Our theme for the first incarnation of this program is “Prewar Yamagata”: home movies and documentaries as well as narrative films and newsreels from pre-World War II, more than a half-century ago. Here is Yamagata before the war, in a variety of footage, perhaps seen this way for the first time even by its current inhabitants.

In 1935, there was a director who filmed the juhyo (“frost-covered trees”) that are a naturally occurring phenomenon on one of the symbols of Yamagata, Mt. Zao. His name was Tsukamoto Koji. His film Mount Zao received a number of prizes at foreign film festivals and made the juhyo and Yamagata known to the world. The long-unseen Mount Zao and other films by Tsukamoto will be screened as the opening section of “Films about Yamagata.”

In “A Look at Prewar Yamagata,” we show films of prewar Yamagata taken by a variety of people. In valuable footage taken of Kaminoyama City, we can see the splendor of the racetracks of that era and a resort of bygone days. In the 8mm footage that Ishiwara Kanji took in Manchuria, and in interviews with him immediately following the war, we can hear the actual voice of historical testimony about World War II and postwar Japan.
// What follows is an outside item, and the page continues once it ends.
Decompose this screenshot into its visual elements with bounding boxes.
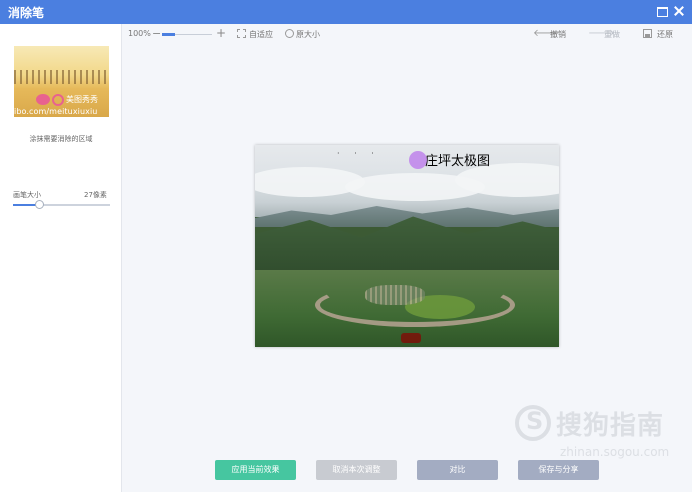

In the “Yamagata Venusography” program, we show films connected to two Yamagata natives, one a famous actress who graced the silver screen prior to the war, the other a popular singer who was one of the originators of modern Japanese popular music. In “Yamagata Odeon,” we’ll be screening films shot on location in Yamagata, with major stars who played their parts for all they were worth. In “The Future of Yamagata and Film,” we step away from the prewar era to determine the worth of continuing to film in Yamagata by looking at the work of those who are currently doing so. And in “Sawato Midori’s ‘Sawa-Talkie,’” katsuben film narration is used in a completely unprecedented way to recreate for the 21st century a no-longer-extant film that was shot in Yamagata.

Of course Yamagata can’t be deciphered in its entirety by this Festival’s “Films about Yamagata,” but we think watching the films we’ve selected provides a chance for you to get to know it better, and an opportunity for you to find your own personal Yamagata. We truly hope that after watching “Films about Yamagata,” you will like the Yamagata International Documentary Film Festival and Yamagata itself even more!

Finally, to everyone at all the town, city, and village reference libraries and media centers that were involved in this project, we’d like to take this opportunity to express our overwhelming gratitude for responding good-naturedly to all our troublesome and hurried requests.